Die Interpellation „Beschleunigte Förderung baureifer PV-Anlagen – Abbau von Hindernissen und Systemoptimierungen KEV (Kostendeckenden Einspeisevergütung)“ hat folgenden Wortlaut:
Aktuell befinden sich knapp 14'000 baureife Photovoltaik-Projekte mit einer projektierten Produktion in der KEV-Warteschlange. Die KEV-Warteschlange wächst kontinuierlich an: Allein in diesem Jahr kamen rund 8'000 neue Gesuche auf KEV-Anmeldungen hinzu.

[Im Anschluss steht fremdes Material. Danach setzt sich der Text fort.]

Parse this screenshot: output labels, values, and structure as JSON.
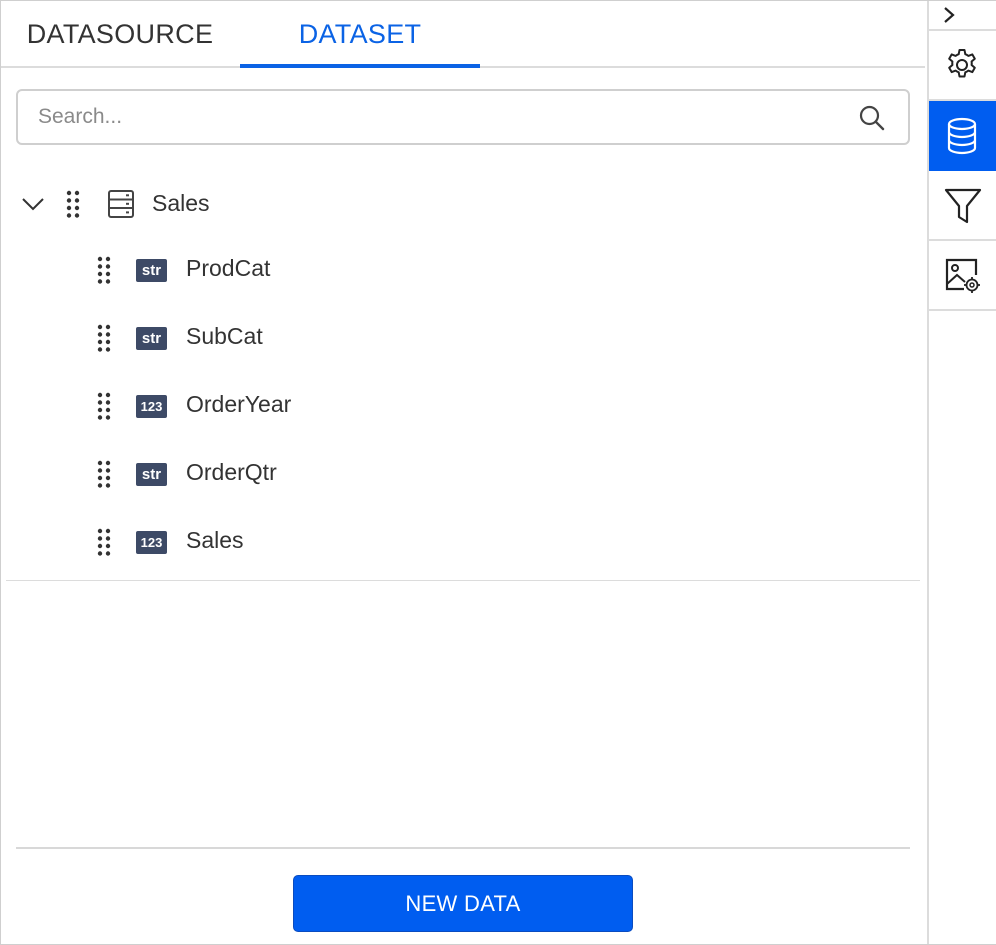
{
  "tabs": [
    {
      "label": "DATASOURCE",
      "active": false
    },
    {
      "label": "DATASET",
      "active": true
    }
  ],
  "search": {
    "placeholder": "Search...",
    "value": ""
  },
  "tree": {
    "root": {
      "label": "Sales",
      "icon": "table-icon",
      "expanded": true
    },
    "fields": [
      {
        "label": "ProdCat",
        "type": "str"
      },
      {
        "label": "SubCat",
        "type": "str"
      },
      {
        "label": "OrderYear",
        "type": "123"
      },
      {
        "label": "OrderQtr",
        "type": "str"
      },
      {
        "label": "Sales",
        "type": "123"
      }
    ]
  },
  "footer": {
    "new_data_label": "NEW DATA"
  },
  "toolbar": {
    "items": [
      {
        "icon": "chevron-right-icon"
      },
      {
        "icon": "gear-icon"
      },
      {
        "icon": "database-icon",
        "active": true
      },
      {
        "icon": "filter-icon"
      },
      {
        "icon": "image-settings-icon"
      }
    ]
  },
  "colors": {
    "accent": "#005df0",
    "tab_active": "#0b63e5",
    "badge": "#3d4a66"
  }
}
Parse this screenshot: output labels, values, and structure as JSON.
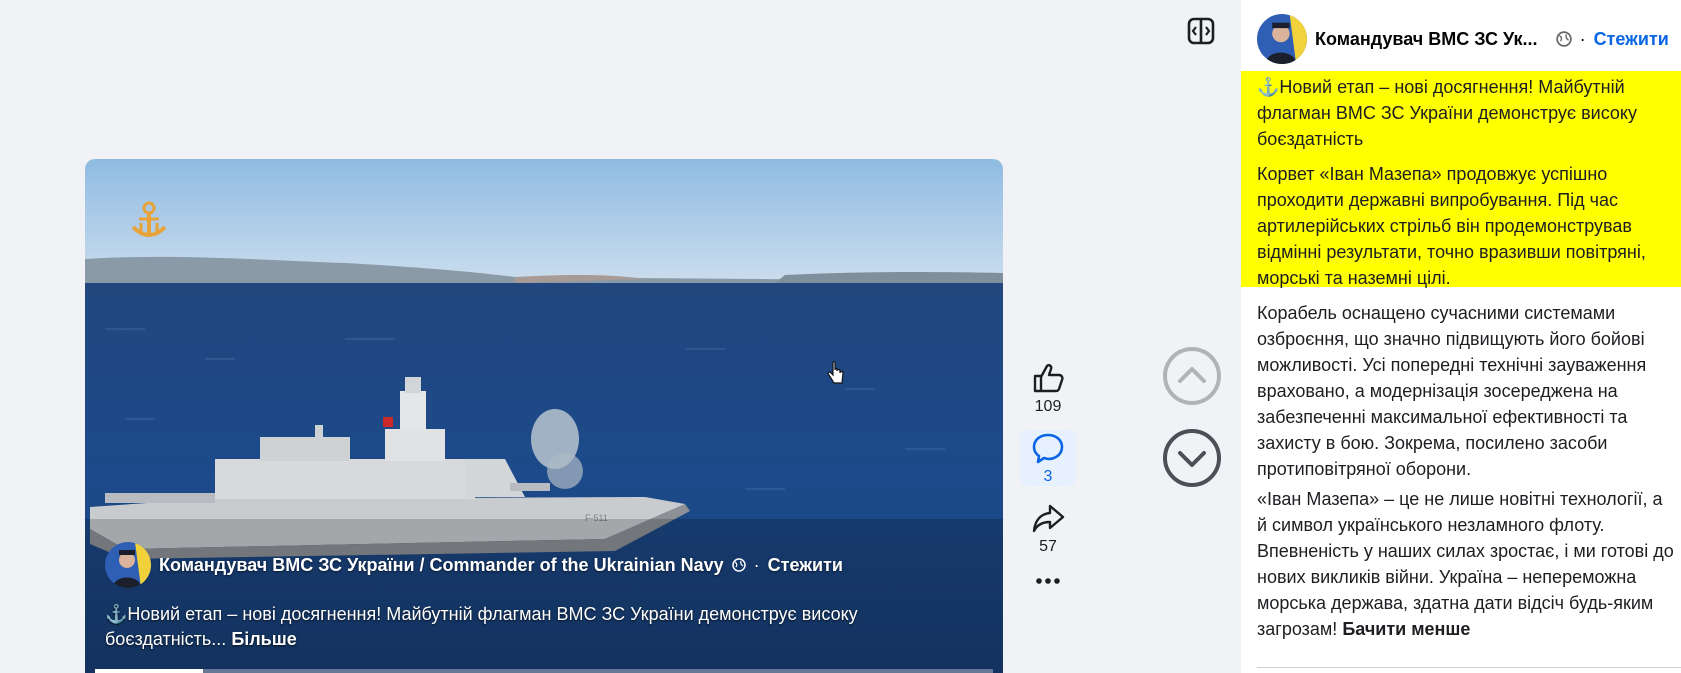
{
  "page": {
    "author": "Командувач ВМС ЗС України / Commander of the Ukrainian Navy",
    "author_short": "Командувач ВМС ЗС Ук...",
    "follow": "Стежити",
    "dot_separator": "·",
    "privacy_icon": "globe-icon"
  },
  "video": {
    "caption": "⚓Новий етап – нові досягнення! Майбутній флагман ВМС ЗС України демонструє високу боєздатність...",
    "more_label": "Більше",
    "hull_number": "F-511",
    "progress_percent": 12
  },
  "actions": {
    "likes": "109",
    "comments": "3",
    "shares": "57",
    "accent": "#0a66e4"
  },
  "post": {
    "headline": "⚓Новий етап – нові досягнення! Майбутній флагман ВМС ЗС України демонструє високу боєздатність",
    "p1": "Корвет «Іван Мазепа» продовжує успішно проходити державні випробування. Під час артилерійських стрільб він продемонстрував відмінні результати, точно вразивши повітряні, морські та наземні цілі.",
    "p2": "Корабель оснащено сучасними системами озброєння, що значно підвищують його бойові можливості. Усі попередні технічні зауваження враховано, а модернізація зосереджена на забезпеченні максимальної ефективності та захисту в бою. Зокрема, посилено засоби протиповітряної оборони.",
    "p3": "«Іван Мазепа» – це не лише новітні технології, а й символ українського незламного флоту. Впевненість у наших силах зростає, і ми готові до нових викликів війни. Україна – непереможна морська держава, здатна дати відсіч будь-яким загрозам!",
    "see_less": "Бачити менше",
    "highlight_color": "#ffff00"
  }
}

Der von mir präsidierte Verein Energieallianz hat im Sommer 2011 im Kanton Luzern, insbesondere im luzernischen Surental, über 100 grundsätzlich interessierte Solar-Stromerzeuger beraten. Die Tatsache, dass über Jahre hinaus nicht mit einer KEV gerechnet werden kann, führt dazu, dass viele Interessierte auf eine Photovoltaik-Anlage verzichten.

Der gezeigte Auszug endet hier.